Wraz ze zbliżającymi się wyborami prezydenckimi w 2007 r. socjalistyczni liderzy budują swój program na ewentualnej porażce rządzącej "prawicy", która, bojąc się społecznego sprzeciwu, tchórzliwie powtarza dawne błędy, pragnąc małymi krokami dokonywać ewolucyjnych reform, co w praktyce oznacza ich rzeczywisty brak. Działa to oczywiście na korzyść socjalistycznych polityków będących kiedyś u steru rządu, premiera Laurenta Fabiusa i ministra gospodarki Dominique'a Strauss-Kahna, dwóch najpoważniejszych kandydatów do fotela prezydenckiego. Ich populistyczna i utopijna demagogia jest tym bardziej obłudna, że obaj są profesorami ekonomii, a będąc u władzy, opowiadali się za zupełnie inną polityką niż ta, którą obecnie głoszą. Okazuje się, że w polityce cel uświęca środki, a bojące się stracić swoje zdobycze socjalne francuskie społeczeństwo jest bardzo podatne na socjalistyczną propagandę.
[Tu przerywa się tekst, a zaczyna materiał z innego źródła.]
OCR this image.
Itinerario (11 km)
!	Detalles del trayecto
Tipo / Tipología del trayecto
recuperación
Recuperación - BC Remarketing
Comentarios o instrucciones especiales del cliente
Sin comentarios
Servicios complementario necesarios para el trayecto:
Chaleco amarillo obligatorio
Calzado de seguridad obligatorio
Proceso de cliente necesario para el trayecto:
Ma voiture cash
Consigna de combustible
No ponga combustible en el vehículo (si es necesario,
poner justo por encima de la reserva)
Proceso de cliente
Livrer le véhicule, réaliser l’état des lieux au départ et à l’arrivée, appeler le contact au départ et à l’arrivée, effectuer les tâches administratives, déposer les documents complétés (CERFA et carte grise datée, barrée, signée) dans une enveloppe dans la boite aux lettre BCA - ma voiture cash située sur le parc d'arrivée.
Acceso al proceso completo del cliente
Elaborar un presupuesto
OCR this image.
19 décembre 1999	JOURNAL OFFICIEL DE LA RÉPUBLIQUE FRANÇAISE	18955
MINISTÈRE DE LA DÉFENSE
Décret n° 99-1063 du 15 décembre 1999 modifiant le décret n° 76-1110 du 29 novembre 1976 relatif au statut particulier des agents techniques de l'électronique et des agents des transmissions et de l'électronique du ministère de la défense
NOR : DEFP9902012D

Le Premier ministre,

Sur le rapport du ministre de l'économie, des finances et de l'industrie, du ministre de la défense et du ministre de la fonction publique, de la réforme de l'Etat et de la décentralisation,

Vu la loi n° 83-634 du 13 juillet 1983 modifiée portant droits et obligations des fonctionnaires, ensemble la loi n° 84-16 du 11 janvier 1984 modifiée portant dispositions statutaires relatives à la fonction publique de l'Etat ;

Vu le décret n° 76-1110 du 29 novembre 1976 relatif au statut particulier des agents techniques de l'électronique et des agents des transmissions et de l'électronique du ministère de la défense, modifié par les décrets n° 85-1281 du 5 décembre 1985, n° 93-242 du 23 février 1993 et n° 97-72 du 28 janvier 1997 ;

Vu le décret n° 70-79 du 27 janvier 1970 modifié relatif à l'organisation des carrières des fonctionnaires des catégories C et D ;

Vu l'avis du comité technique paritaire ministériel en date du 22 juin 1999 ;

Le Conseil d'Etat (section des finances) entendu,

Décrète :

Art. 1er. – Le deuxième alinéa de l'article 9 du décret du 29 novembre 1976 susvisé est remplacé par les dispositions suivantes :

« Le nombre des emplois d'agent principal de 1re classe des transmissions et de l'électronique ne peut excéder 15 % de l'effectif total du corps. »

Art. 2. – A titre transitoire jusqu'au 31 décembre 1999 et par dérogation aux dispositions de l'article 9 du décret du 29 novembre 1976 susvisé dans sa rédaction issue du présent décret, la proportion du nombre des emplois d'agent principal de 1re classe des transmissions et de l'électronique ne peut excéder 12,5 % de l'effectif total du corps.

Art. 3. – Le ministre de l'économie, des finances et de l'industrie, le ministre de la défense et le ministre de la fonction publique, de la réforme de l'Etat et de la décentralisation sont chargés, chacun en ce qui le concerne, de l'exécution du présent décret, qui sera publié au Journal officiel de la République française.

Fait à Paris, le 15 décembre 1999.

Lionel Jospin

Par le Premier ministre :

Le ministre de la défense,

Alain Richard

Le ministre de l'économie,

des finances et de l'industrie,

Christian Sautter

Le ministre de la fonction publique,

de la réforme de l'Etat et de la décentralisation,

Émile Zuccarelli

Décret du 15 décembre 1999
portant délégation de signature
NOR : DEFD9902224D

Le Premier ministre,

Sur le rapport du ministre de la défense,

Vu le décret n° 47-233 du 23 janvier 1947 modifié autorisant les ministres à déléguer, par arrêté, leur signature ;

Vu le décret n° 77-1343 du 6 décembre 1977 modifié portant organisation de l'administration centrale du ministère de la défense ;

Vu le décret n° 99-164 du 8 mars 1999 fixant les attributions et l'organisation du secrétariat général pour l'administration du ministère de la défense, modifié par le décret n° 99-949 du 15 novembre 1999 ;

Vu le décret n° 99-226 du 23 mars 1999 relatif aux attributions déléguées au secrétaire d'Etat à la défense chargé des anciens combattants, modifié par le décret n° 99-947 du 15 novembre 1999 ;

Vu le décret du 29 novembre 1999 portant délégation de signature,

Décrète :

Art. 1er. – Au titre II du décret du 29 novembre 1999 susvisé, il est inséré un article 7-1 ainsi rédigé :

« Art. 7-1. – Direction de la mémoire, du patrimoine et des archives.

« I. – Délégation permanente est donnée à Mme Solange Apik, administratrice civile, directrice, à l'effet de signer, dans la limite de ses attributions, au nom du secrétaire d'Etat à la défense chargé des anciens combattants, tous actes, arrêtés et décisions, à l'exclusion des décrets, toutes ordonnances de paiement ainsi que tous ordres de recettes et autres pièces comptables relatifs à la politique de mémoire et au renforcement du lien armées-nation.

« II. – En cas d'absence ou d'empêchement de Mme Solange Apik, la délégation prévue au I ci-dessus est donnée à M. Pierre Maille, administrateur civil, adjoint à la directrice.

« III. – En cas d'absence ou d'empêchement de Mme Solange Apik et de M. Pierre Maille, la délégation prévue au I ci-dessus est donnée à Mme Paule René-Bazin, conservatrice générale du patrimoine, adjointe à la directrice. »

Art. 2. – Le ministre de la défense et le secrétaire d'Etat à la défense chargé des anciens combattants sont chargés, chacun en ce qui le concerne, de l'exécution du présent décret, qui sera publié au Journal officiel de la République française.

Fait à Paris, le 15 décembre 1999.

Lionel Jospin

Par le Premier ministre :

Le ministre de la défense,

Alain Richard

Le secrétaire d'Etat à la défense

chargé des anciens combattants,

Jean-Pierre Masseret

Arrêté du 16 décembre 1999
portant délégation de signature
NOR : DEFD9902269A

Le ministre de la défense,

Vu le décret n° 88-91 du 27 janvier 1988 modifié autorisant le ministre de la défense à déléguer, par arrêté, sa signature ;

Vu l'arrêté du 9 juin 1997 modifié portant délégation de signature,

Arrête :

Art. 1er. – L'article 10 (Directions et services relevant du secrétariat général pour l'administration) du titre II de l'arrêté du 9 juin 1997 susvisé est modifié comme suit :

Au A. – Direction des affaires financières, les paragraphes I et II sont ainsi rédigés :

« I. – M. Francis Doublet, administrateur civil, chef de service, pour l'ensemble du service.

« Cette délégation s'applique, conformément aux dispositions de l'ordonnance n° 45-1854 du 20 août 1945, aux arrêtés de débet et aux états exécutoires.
Tymczasem można odnieść wrażenie, że rząd Dominique'a de Villepina pracuje na korzyść socjalistów. Zmniejszenie bezrobocia, w opinii publicznej problemu najważniejszego, odbywa się wciąż tymi samymi metodami, stosowanymi we Francji od dziesięcioleci, których efekty z góry skazane są na niepowodzenie. Przykładem ich kolejnej nieskuteczności są wprowadzone w 2005 r. tzw. kontrakty wspomagane przeznaczone dla bezrobotnych w starszym wieku. Dofinansowuje się je z budżetu państwa, który na ten cel wydał już prawie 5 mld euro co w niczym nie wpłynęło na statystyki bezrobocia.

Zaczadzeni Marksem
Francja wciąż nie potrafi uruchomić skutecznej polityki zwiększającej koniunkturę gospodarczą. Zdaniem byłego ministra edukacji Fran˜ois Fillona, "od 15 lat francuska koniunktura jest niewystarczająca w stosunku do potrzeb rynku zatrudnienia". W opinii francuskich ekonomistów, przy planowanej 2-procentowej koniunkturze nie będzie można spodziewać się w tym roku zasadniczej zmiany na rynku pracy.
Ocenia się, że nawet gdyby udało się rządowi przeforsować ustawę o kontraktach pierwszego zatrudnienia, to i tak najwięcej bezrobotnych będzie wśród ludzi młodych. Bezrobocie i brak perspektyw jest powodem ich częstej emigracji do Wielkiej Brytanii, USA, Irlandii, a nawet do Chin, gdzie są doceniani i robią szybkie kariery. Wyjeżdżają młodzi doktoranci, którzy mają znikome szanse dostania naukowego etatu.
Francuska prasa od lat pisze o stratach, jakie ponosi kraj, pozbawiając się wykształconej młodzieży. Jak na razie nic nie zapowiada zmian na lepsze, tym bardziej że nawet skromne próby reform są najczęściej blokowane przez mające komunistyczną tradycję francuskie centrale związkowe. Ostatnim przykładem jest trwająca obecnie batalia o proponowane przez rząd "kontrakty pierwszego zatrudnienia".